At last week’s 2016 National Policy Institute conference, Iranian-American author Jason Reza Jorjani gave a speech denouncing Arab Muslims and accusing them of having stolen from the culture of “Greater Iran” — a “Caucasian civilization” — after committing “white genocide.”
Jorjani is the editor-in-chief of Arktos Media, a publishing house for what it calls the European “New Right.” Among the authors advertised on its website are Guillaume Faye, Alain de Benoist, and Dominique Venner, the French fascist who, as you may recall, shot himself to death in the Cathedral of Notre Dame three years ago to protest France’s same-sex marriage law.
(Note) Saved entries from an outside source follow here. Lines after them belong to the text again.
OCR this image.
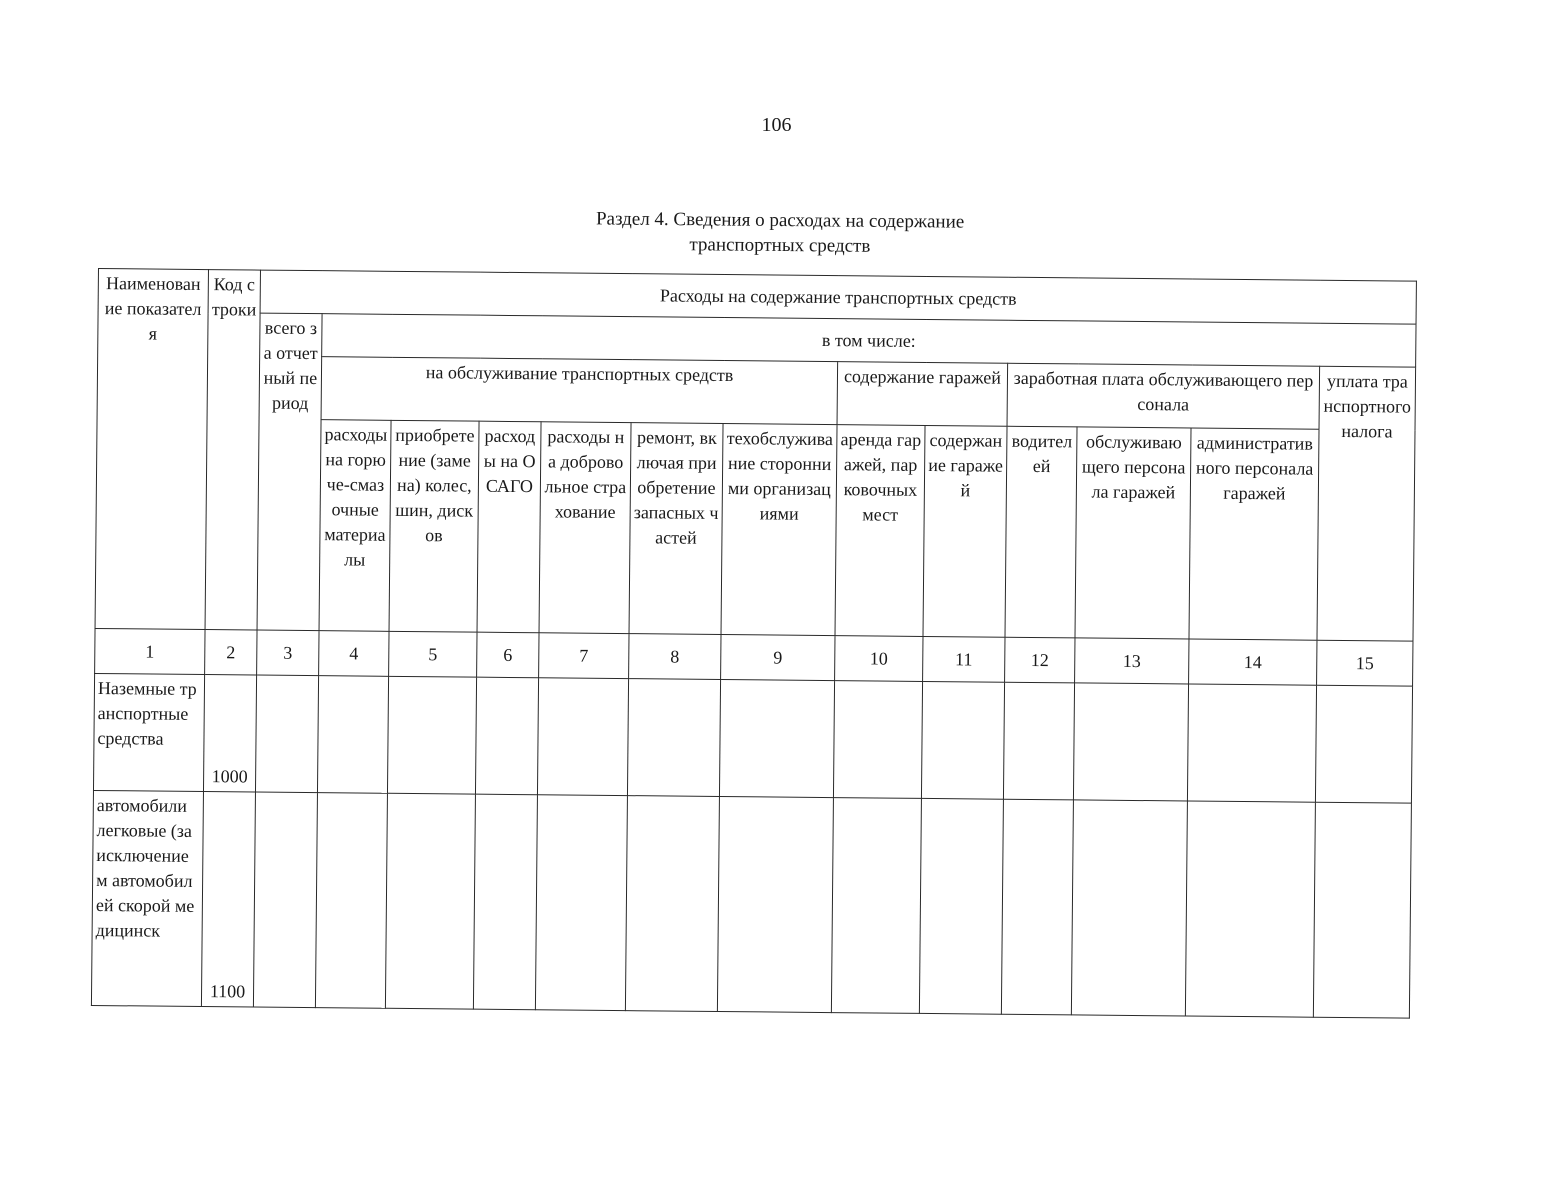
106
Раздел 4. Сведения о расходах на содержание
транспортных средств
Наименование показателя	Код строки	Расходы на содержание транспортных средств												
		всего за отчетный период	в том числе:											
			на обслуживание транспортных средств						содержание гаражей		заработная плата обслуживающего персонала			уплата транспортного налога
			расходы на горюче-смазочные материалы	приобретение (замена) колес, шин, дисков	расходы на ОСАГО	расходы на добровольное страхование	ремонт, включая приобретение запасных частей	техобслуживание сторонними организациями	аренда гаражей, парковочных мест	содержание гаражей	водителей	обслуживающего персонала гаражей	административного персонала гаражей	
1	2	3	4	5	6	7	8	9	10	11	12	13	14	15
Наземные транспортные средства	1000													
автомобили легковые (за исключением автомобилей скорой медицинск	1100													
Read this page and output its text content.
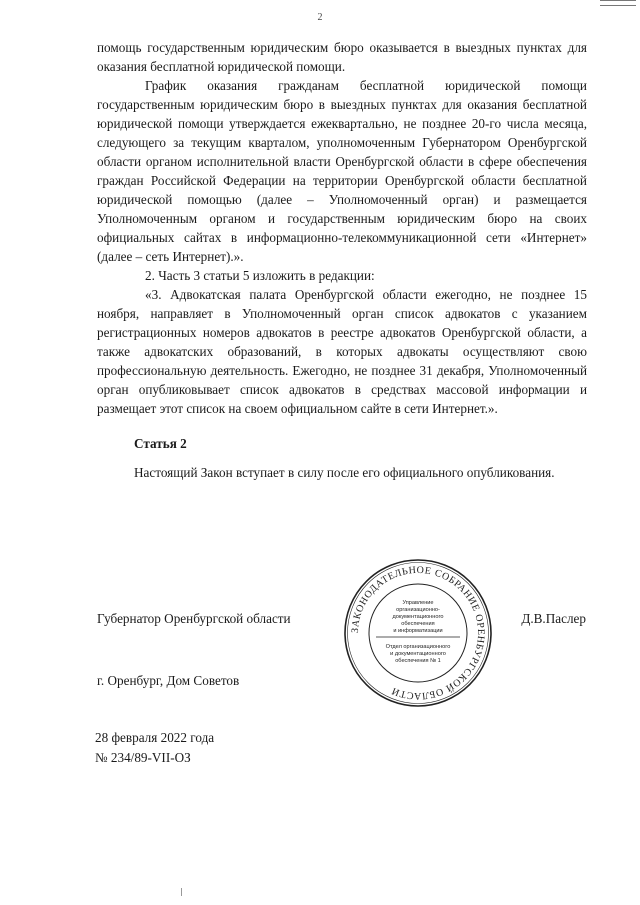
2

помощь государственным юридическим бюро оказывается в выездных пунктах для оказания бесплатной юридической помощи.

График оказания гражданам бесплатной юридической помощи государственным юридическим бюро в выездных пунктах для оказания бесплатной юридической помощи утверждается ежеквартально, не позднее 20-го числа месяца, следующего за текущим кварталом, уполномоченным Губернатором Оренбургской области органом исполнительной власти Оренбургской области в сфере обеспечения граждан Российской Федерации на территории Оренбургской области бесплатной юридической помощью (далее – Уполномоченный орган) и размещается Уполномоченным органом и государственным юридическим бюро на своих официальных сайтах в информационно-телекоммуникационной сети «Интернет» (далее – сеть Интернет).».

2. Часть 3 статьи 5 изложить в редакции:

«3. Адвокатская палата Оренбургской области ежегодно, не позднее 15 ноября, направляет в Уполномоченный орган список адвокатов с указанием регистрационных номеров адвокатов в реестре адвокатов Оренбургской области, а также адвокатских образований, в которых адвокаты осуществляют свою профессиональную деятельность. Ежегодно, не позднее 31 декабря, Уполномоченный орган опубликовывает список адвокатов в средствах массовой информации и размещает этот список на своем официальном сайте в сети Интернет.».

Статья 2

Настоящий Закон вступает в силу после его официального опубликования.

Губернатор Оренбургской области	Д.В.Паслер
г. Оренбург, Дом Советов
28 февраля 2022 года
№ 234/89-VII-ОЗ
ЗАКОНОДАТЕЛЬНОЕ СОБРАНИЕ ОРЕНБУРГСКОЙ ОБЛАСТИ
Управление
организационно-
документационного
обеспечения
и информатизации
Отдел организационного
и документационного
обеспечения № 1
Given the nature of Arktos Media, it is therefore no surprise that Jorjani’s speech was a hybrid of unapologetic white supremacy and Islamophobia. Jorjani described himself as a “longtime student of the glorious history of the Aryan nation of Iran” and declared Shi’ism to be “no more of an ally of Europeans than Sunni Islam.”
“Nearly everything allegedly ‘glorious’ about Islam,” he said while making air quotes, “was parasitically appropriated by Arabs and Turks from the Caucasian civilization of Greater Iran. Moreover, this parasitic appropriation of a mutilated Iranian civilization took place in the wake of a murderous campaign of conquest, rape, plunder, and destruction that can only be described as history’s first and greatest white genocide.”
It was, he said, the “genocide of a white empire that was, by far, the most humanitarian, tolerant, and benevolent civilization in Earth’s history.” He vowed that as editor-in-chief of Arktos Media, he would “make sure that it’s clear to everyone” in the alt-right that “sometimes the enemy of your enemy is just another enemy.” He then declared Islam to be the “enemy” of white, Western civilization, whether it be in the form of ISIS or the Islamic Republic of Iran, and remarked that “apologists” for Islam would be met with his own version of Trump’s proposed Muslim ban.